Consider the impact of this streamlining, centralizing technology—”everything is digital and location-independent,” allowing Estonia to in effect run a “borderless country,” which encourages businesses to “put down virtual roots” in the country. Why welcome startups and other companies to capitalize on Estonia’s low tax rates for businesses and lenient regulations on tech research when these organizations exist physically outside of Estonia’s borders? The country’s deputy secretary for economic development asserts that innovation is imminent, and so it only makes sense to welcome and capitalize on it, saying, “If we close ourselves off, the innovation happens somewhere else,” according to The New Yorker article.

America seems mired in the debate over the pros and cons of remote working, flexible hours or any other deviation from the 9-to-5, office-based, 40-plus-hour work week. But the impact of technological advancement on our national and global economy is inarguable. It continues to drive us toward working dynamics that defy proximity, time zones, nationality and background. When we focus on the immediacy and impact of innovation, as the Estonian deputy secretary described it, why not face the music and delve in? We’re already well underway, with many American companies already using collaborative technologies like VPN, cloud drives and many other tools that connect us irrespective of our logistical circumstances and which enable virtual workforces to function. What’s holding us back?

I’d argue that an unmerited skepticism of virtual work environments is a major impediment to the American working world embracing innovative staffing and employing solutions in the digital age.
I’d argue that an unmerited skepticism of virtual work environments is a major impediment to the American working world embracing innovative staffing and employing solutions in the digital age. This skepticism has historically centered on a doubt that employees are as diligent or communicative when outside of the office, but the reality is that, as Plex CEO Keith Valory says in an article (“Is Going Virtual Our New Reality?” published by Adobe in The New York Times): “[I]n a virtual environment, you can’t hide because all of the communication is out in the open.”

Not only that, but collaborative technology often expedites efficiency, eliminating project bottlenecks and avoiding slumps in productivity that can arise between weekly one-on-one meetings or project update calls. It also makes vital information readily accessible 24/7, with tools like dashboards or cloud drives that show which projects employees are working on, tracks their progress and enables multiple employees to contribute as efficiently as possible on a given collaborative project.

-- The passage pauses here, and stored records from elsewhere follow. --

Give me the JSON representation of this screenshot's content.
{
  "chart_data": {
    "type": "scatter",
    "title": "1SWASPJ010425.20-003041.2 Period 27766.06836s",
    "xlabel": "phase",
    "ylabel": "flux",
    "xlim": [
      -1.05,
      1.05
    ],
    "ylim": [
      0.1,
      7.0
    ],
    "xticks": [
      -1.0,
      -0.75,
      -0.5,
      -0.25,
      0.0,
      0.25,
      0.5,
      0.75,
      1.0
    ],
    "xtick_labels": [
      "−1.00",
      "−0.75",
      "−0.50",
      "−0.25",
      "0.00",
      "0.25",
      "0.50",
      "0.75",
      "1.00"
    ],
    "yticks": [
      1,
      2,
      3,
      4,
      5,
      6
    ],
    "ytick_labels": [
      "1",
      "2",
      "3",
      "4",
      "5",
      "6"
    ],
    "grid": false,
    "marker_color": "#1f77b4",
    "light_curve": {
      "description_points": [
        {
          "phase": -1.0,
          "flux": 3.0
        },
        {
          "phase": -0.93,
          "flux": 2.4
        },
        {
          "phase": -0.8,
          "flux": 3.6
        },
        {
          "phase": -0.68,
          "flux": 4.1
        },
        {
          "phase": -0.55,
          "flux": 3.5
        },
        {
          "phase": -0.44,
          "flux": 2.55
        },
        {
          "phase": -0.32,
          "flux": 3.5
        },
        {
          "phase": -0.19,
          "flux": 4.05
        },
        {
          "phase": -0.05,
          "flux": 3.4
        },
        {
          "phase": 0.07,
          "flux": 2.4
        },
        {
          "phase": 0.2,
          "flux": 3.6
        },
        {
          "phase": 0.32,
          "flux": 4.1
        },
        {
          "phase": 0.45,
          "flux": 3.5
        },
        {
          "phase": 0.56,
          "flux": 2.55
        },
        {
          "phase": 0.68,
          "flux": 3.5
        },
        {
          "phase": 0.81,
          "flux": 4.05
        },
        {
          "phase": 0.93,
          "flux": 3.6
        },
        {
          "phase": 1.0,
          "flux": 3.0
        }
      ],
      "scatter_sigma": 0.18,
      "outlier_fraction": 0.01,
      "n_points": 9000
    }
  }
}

As The New Yorker’s recent piece on Estonia, which it characterizes as “The Digital Republic,” so eloquently concludes, while “the history of nationhood is a history of boundaries marked on land, the old fatuities of the nation-state are showing signs of crisis.” As a result, more than ever “it is possible to imagine a future in which nationality is determined not so much by where you live as by what you log on to.”

I would venture to say that the history of the workplace is analogous—boundaries have been curtailed by proximity, and the existing paradigm exhibits signs of crisis. In response to this, I believe it is crucial to working America’s vitality in the digital age to strive for a future in which working is freed from geographic and temporal constraints and liberated to employ, retain and capitalize on the talent that is available to it through the virtual workforce.